Quelles politiques allaient s’avérer les plus efficaces ? À l’époque, nous n’avions pas de réponses.
Pour les trouver, il nous fallait non seulement rassembler des informations sur ces nouvelles politiques de santé publique (telles que les fermetures d’écoles, les mesures de confinement, le traçage des contacts, etc.), mais aussi nous assurer qu’elles soient comparables entre elles.
Quelques semaines plus tard, nous avons lancé le Oxford Covid-19 Government Response Tracker, dans cette optique. Il constitue désormais la plus grande base de données mondiale relative aux politiques en matière de pandémie.

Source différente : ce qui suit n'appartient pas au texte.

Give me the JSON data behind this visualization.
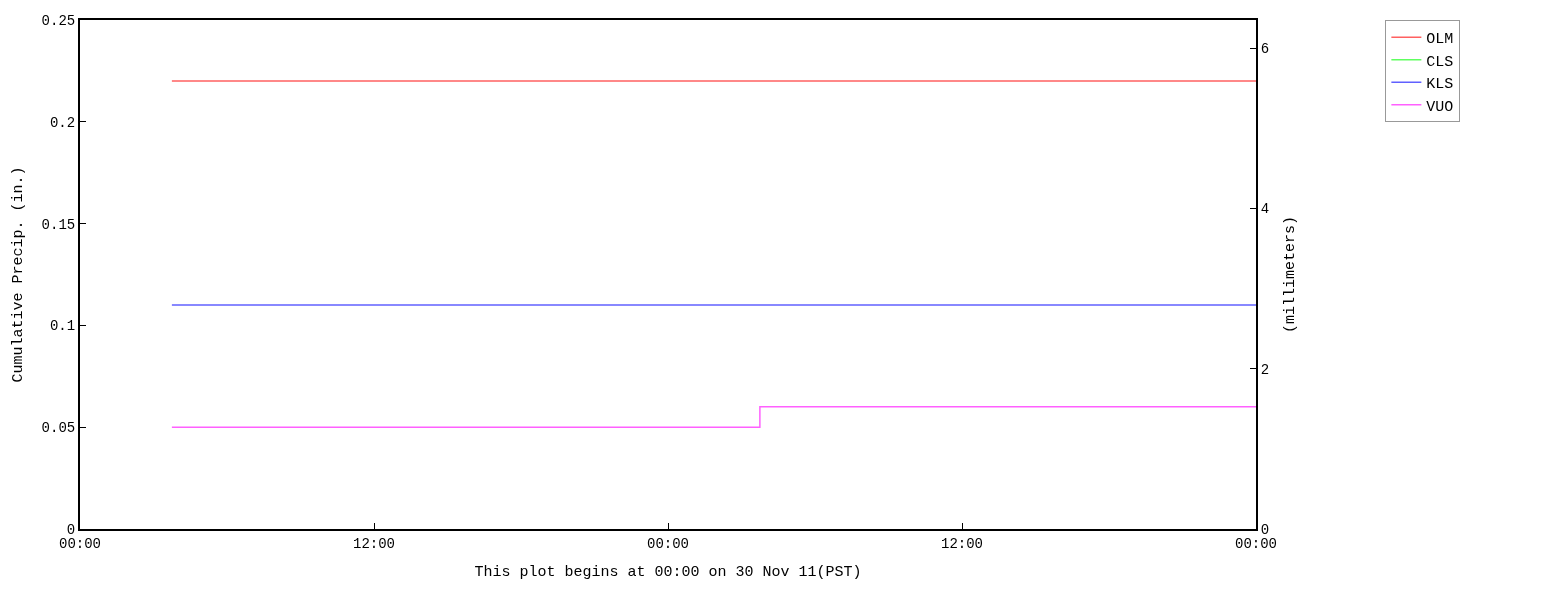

À ce jour, nous avons pu cataloguer 20 types de réponses différentes à l’épidémie, et en suivre l’évolution grâce à l’aide de plus de 600 personnes collectant des données tout autour du monde : les informations recueillies proviennent de 186 pays, et concernent notamment les politiques relatives au confinement, à la santé, à l’économie, et maintenant à la vaccination.
Ces politiques sont regroupées selon un certain nombre d’indices, parmi lesquels l’index de rigueur : noté de 0 à 100, il est calculé en fonction du nombre et l’intensité des mesures de confinement et de restriction qui ont été mises en place.
Jusqu’à présent, quinze pays ont atteint la valeur maximale de 100, tandis que sept n’ont jamais dépassé 50.
Les pays présentant la valeur d’index de rigueur moyenne la plus élevée sont le Honduras, l’Argentine, la Libye, l’Érythrée et le Venezuela. Les pays les moins stricts sont le Nicaragua, le Burundi, le Belarus, la république insulaire du Pacifique central Kiribati et la Tanzanie.
Un an après le début de la pandémie, qu’avons-nous appris sur la façon dont les gouvernements ont géré ce qui s’avère être la plus grande crise sanitaire de l’histoire récente ?
Première observation surprenante : les similitudes l’emportent sur les différences. En effet, au cours des premiers mois de la pandémie, les gouvernements ont pour la plupart adopté des politiques similaires, selon une même séquence, et à peu près au même moment (au cours des deux semaines constituant le cœur du mois de mars 2020).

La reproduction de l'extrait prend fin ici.